Hugh Hewitt is the host of the Hugh Hewitt Show, who is on the Salem Radio Network from 6am to 9am on the Salem News Channel Hearing Simulcast. Hugh wakes up on over 400 members nationwide on all streaming platforms where SNC can be seen. He is a regular at the Fox News Channel news roundtable hosted by Bret Baier on weekdays at 6 p.m. ET. Hewitt, a son of Ohio, is a graduate of Harvard and the University of Michigan Law School, has been a law professor at Chapman University’s Fowler Law School since 1996, where he teaches the Constitution. Hewitt launched his radio show of the same name in Los Angeles in 1990. Hewitt often appears on every major national news network, hosting TV shows for PBS and MSNBC, writing for every major American paper, and writing twelve books, and regulating a portion of the Republican Party.

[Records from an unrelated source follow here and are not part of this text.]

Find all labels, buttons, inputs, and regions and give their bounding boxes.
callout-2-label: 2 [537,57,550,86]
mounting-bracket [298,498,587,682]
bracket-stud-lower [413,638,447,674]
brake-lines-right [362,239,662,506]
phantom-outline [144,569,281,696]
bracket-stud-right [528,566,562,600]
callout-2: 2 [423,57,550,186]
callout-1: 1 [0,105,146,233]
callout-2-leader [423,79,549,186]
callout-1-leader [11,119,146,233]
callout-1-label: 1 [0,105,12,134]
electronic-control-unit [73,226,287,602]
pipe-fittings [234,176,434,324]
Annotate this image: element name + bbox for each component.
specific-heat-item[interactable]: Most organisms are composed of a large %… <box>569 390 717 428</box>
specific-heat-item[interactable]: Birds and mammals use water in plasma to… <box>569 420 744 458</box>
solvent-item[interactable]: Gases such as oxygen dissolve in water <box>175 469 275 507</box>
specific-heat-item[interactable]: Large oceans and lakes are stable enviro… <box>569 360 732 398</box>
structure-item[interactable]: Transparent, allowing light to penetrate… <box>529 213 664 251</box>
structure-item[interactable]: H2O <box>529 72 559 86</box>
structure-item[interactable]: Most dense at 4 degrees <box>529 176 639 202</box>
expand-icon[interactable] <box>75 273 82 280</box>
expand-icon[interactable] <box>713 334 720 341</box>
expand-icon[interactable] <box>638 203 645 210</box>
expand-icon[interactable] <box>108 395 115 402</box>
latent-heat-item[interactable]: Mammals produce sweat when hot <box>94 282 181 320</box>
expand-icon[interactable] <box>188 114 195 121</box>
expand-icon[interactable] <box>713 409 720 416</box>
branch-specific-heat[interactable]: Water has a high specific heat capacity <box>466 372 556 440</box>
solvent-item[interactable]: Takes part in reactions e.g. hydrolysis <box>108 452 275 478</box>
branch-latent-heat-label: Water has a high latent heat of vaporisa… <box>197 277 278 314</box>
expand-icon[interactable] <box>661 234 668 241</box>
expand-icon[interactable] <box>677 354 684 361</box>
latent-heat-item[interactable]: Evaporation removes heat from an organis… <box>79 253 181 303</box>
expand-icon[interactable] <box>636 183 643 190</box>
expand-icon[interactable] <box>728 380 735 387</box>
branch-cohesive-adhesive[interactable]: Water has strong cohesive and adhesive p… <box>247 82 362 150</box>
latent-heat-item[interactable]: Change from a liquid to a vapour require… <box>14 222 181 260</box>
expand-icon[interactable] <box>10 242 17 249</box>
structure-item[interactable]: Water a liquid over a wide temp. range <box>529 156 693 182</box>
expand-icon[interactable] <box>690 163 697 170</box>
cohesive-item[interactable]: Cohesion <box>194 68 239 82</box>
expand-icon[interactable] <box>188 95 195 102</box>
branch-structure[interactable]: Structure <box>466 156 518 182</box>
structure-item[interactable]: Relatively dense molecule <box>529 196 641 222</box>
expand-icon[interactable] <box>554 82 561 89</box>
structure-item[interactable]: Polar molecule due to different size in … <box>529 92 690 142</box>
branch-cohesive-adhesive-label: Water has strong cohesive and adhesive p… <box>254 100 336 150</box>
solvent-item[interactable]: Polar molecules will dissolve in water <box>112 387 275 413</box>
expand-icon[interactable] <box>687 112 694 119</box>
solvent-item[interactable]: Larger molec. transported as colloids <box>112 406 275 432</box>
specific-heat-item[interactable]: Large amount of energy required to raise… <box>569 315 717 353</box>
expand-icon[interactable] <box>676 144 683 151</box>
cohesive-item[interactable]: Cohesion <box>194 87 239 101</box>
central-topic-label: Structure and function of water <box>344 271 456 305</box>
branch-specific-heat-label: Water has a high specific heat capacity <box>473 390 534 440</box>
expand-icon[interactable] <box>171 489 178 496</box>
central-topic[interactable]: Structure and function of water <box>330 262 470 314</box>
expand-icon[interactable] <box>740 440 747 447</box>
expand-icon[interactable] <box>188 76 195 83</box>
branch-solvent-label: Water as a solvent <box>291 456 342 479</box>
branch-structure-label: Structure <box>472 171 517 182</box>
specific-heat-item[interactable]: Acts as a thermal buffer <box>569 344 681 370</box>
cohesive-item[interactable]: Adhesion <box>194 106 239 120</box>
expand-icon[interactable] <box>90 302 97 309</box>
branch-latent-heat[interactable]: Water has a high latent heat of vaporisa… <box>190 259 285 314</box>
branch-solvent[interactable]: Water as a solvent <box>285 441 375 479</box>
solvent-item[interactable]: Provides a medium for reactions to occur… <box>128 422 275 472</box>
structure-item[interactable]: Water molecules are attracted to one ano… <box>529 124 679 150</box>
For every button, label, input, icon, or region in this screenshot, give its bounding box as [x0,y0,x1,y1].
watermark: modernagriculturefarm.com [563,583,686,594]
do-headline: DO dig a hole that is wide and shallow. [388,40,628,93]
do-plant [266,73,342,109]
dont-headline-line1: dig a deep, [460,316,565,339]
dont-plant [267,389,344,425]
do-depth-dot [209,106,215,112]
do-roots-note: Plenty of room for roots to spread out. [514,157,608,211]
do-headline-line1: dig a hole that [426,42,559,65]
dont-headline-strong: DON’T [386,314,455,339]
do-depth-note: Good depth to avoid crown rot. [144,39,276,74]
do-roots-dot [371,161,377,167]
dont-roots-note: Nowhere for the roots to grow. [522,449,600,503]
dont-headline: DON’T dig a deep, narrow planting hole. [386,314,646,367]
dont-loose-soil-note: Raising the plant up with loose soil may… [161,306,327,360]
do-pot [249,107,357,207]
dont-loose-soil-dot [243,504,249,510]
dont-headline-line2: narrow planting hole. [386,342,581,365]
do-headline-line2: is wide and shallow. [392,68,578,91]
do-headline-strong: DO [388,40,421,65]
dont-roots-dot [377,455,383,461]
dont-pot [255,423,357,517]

The candidate debate is the recent Republican presidential debate in Miami in November 2023, with four Republican presidential debates in the 2015-16 cycle. Hewitt focused his radio show and columns on the Constitution, national security, American politics, and Cleveland Brown and Guardians. Hewitt interviewed thousands of guests from Democrats Hillary Clinton and John Kerry to Republican President George W.